А нифига, так что продолжаю стучать по клавишам ноутбука.

Клара права, с писательством мне как-то не по дороге, еще она говорит, будто бы я человек действия, достаточно будет дать мне работу, и я буду пахать до последнего; если бы вырезал вертепы, то очень скоро бы перестало хватать и древесины, и места в церквах. В детстве еще пробовал что-то читать, но мать выпихала меня на двор, на речку в Утиных Логах, или же погружала в "малюха"[18] и везла в Мальборк, на дюны возле Лебского озера, к ветряной мельнице в Коцеве.

Летом мы пускали воздушных змеев и играли в бадминтон, причем, мать невозможно было переиграть, словно бы она родилась с ракеткой в руке.

Осенью и зимой мы резались в карты за кухонным столом, в ремик, в тысячу, впоследствии - в покер и в кости. Помню длинные таблицы с результатами, записанными меленькими буквочками: большой стрит, фул, каре, покер.

Самым длинным из того, что я до сих пор написал, было прошение о том, чтобы разложить выплату налогов в рассрочку. Но когда вышел от мамы, пообещал сам себе, что сяду и запишу, что она мне рассказывала, в парочке простых слов. И правда, все пошло у меня замечательно.

Хотя нет, помню, было еще кое-что.

Я пишу, и спокойствие стекает на меня, как срочный перевод на пустой счет. Как только перестаю, сердце стучит молотом, в башке чего-то крутится, кишки леденеют. Отец то, отец это, и ужасно влюбленная мама.

Она немного стукнута в отношении меня, страшно подумать, а что творилось, когда она была молодой, а тут в ее жизнь въехал мой громадный папаша в мундире.

Хотелось бы увидеть ее, двадцатилетнюю, как она сидит в пивной над рюмкой, как танцует и поет, но вот с отцом, о чудо, у меня нет никаких проблем. А ведь, по сути, долгое время я вообще не знал, что это такое. Папа, папочка, па, старик – если я и произносил эти слова, то уже как взрослый и имея в виду себя по отношению к Олафу.

Первое, что я помню из детства: мы с мамой стоим на берегу Балтики, она плачет, а я не знаю – почему.
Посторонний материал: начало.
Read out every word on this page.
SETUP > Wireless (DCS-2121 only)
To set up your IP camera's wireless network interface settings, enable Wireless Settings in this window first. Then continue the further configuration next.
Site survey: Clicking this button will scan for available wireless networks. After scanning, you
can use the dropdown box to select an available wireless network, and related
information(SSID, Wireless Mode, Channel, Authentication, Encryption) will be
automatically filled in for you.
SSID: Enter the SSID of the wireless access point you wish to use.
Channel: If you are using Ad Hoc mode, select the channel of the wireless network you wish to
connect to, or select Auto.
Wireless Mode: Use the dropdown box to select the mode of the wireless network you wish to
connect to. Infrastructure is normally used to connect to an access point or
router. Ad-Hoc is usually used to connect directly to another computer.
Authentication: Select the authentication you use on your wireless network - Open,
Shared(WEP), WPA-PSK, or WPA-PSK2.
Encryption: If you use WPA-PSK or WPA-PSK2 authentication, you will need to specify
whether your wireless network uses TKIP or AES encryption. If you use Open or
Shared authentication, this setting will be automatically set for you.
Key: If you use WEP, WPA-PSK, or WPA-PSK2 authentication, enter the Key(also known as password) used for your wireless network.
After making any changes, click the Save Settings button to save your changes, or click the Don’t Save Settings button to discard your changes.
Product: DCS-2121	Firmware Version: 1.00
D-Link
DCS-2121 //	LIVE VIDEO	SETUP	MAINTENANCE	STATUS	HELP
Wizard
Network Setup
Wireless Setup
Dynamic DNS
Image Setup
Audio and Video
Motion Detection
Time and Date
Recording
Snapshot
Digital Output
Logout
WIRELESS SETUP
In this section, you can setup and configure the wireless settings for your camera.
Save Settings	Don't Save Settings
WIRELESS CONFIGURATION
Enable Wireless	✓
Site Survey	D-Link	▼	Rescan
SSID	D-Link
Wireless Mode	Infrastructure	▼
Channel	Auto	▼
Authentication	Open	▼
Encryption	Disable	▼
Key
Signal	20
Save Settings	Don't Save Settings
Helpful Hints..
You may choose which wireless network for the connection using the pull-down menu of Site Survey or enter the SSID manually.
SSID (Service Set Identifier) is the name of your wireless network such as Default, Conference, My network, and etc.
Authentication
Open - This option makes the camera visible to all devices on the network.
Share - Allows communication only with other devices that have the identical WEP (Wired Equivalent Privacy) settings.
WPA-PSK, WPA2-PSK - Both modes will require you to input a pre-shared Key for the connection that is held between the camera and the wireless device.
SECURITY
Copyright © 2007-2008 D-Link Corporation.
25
Дальнейшие воспоминания, это уже Витомино, улица Польского Красного Креста: две наших комнаты, вид из окна на Хельскую Косу, колокола костёла, бьющие по воскресеньям на рассвете, и мусорная свалка с сокровищами.

Мама лепила мне вареники, пухлые улыбки из тонкого теста, заполненные горячим мясом, устраивала театр теней, а когда я был уже чуточку постарше, брала с собой в кино на фильмы про Рембо и Гарри Калахане[19].

Проблема выплыла на свет божий, когда я прочитал рассказы про Муми-троллей.

Папа Муми-тролля сидел на веранде, глушил грог, разрешал детворе путешествовать к вулканам, а под самый конец сошел с ума и повел семейство в собственную печаль, на какой-то каменный остров, к неработающему морскому маяку. Так чем же является папа? Предлагает свет, а потом его забирает? Я не мог этого понять, пока, наконец, не вырос перед мамой, занятой отбиванием биточков, и спросил:

- А вот если бы у меня был папа, он бы обижал меня?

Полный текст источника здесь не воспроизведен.